Although the present invention has been described above based on the preferred embodiments, these examples are intended to illustrate rather than limit the invention. It will be apparent to those skilled in the art that various changes, modifications, or adjustments to the above embodiments can be made without departing from the spirit of the invention. Therefore, the protection scope of the present invention will be limited only by the appended claims, and should be construed as including all such changes, modifications or adjustments.
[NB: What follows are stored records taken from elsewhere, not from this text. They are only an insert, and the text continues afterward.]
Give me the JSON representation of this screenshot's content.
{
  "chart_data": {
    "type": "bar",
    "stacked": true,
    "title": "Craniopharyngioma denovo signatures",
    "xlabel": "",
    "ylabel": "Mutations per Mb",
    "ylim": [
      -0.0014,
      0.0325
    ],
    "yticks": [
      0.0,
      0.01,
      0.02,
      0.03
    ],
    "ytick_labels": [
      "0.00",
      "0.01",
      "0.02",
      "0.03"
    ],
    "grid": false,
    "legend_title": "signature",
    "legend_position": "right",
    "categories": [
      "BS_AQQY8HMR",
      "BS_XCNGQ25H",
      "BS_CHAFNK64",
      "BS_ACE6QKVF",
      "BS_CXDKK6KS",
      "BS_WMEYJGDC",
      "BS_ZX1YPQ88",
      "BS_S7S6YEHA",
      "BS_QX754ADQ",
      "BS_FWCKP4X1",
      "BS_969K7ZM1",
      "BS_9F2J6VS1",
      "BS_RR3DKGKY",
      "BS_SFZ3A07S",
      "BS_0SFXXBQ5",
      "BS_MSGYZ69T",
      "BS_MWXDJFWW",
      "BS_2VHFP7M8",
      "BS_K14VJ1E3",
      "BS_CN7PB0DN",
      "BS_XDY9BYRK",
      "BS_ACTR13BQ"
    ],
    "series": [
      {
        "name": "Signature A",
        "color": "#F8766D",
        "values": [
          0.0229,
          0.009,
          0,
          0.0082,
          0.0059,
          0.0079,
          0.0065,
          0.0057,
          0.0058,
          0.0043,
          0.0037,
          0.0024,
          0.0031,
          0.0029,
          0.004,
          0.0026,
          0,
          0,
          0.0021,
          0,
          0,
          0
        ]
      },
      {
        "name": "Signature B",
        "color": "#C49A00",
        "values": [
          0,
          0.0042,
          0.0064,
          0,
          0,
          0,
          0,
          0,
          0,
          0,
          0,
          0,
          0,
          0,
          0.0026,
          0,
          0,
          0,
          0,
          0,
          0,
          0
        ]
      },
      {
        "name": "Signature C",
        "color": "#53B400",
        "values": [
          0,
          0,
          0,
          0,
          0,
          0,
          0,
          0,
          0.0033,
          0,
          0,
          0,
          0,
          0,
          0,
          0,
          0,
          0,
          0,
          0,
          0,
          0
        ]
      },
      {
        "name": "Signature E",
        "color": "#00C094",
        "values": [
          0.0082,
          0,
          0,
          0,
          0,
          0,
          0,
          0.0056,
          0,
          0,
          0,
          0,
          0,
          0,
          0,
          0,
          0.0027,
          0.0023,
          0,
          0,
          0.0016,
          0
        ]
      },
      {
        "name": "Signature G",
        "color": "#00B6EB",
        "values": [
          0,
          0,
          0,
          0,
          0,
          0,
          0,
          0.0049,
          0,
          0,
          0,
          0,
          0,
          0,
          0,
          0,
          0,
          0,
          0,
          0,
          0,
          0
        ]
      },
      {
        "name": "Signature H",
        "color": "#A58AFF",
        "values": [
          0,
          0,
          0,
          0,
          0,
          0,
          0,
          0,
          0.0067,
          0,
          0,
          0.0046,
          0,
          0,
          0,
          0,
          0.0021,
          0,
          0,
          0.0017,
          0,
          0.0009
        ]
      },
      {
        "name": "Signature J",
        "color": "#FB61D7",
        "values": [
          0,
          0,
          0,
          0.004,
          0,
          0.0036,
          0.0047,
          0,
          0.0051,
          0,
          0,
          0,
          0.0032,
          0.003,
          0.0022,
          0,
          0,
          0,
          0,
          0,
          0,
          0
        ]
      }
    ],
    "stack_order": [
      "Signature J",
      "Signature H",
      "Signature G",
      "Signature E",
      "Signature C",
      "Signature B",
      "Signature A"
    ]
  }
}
In the present invention, by varying the thickness of the upper and lower parts of the mold and the thickness of the middle, it is easy to secure a sufficient amount of molten steel, the thickness of the middle portion is thinner than the upper and lower parts, so that the middle is first dissolved, the middle thickness By all the different by securing the difference of the melting time to ensure a constant inflow direction of the molten steel does not cause any problems due to the lack of initial molten steel and lowering the torque.

Claims (2)

In a continuous casting machine including a ladle and a tundish and molten steel transmission and adjustment device, a mold provided in the tundish corresponding to the exit position of the ladle, The mold, A rectangular tube shape of which the slope is blocked and the upper and lower sides are opened, and a certain portion of the lower part and the upper part of the rectangular tube is made of a steel shell of a suitable thickness so that the overall strength and the required molten steel height can be secured, and the middle portion of the rectangular tube is Consists of a thinner than the lower and upper thicknesses, The thickness of the steel bar is differently formed according to the rotational direction of the middle part, so that the thinner bar of the thinnest part of the middle part melts, so that molten steel flows in the direction, and the steel bar of two neighboring sides of the middle part has a time difference. A mold installed in the tundish of the continuous casting machine, characterized in that the molten steel is introduced into the molten steel in a predetermined direction in order to generate a flow of rotation. The method of claim 1, When the molten steel flows into the center of the tundish flow in the direction of the upper nozzle of the vortex rotation flow method, to prevent the square tube is pushed out by specific gravity, further comprising a rib provided inside the square tube Mold installed inside tundish of continuous casting machine.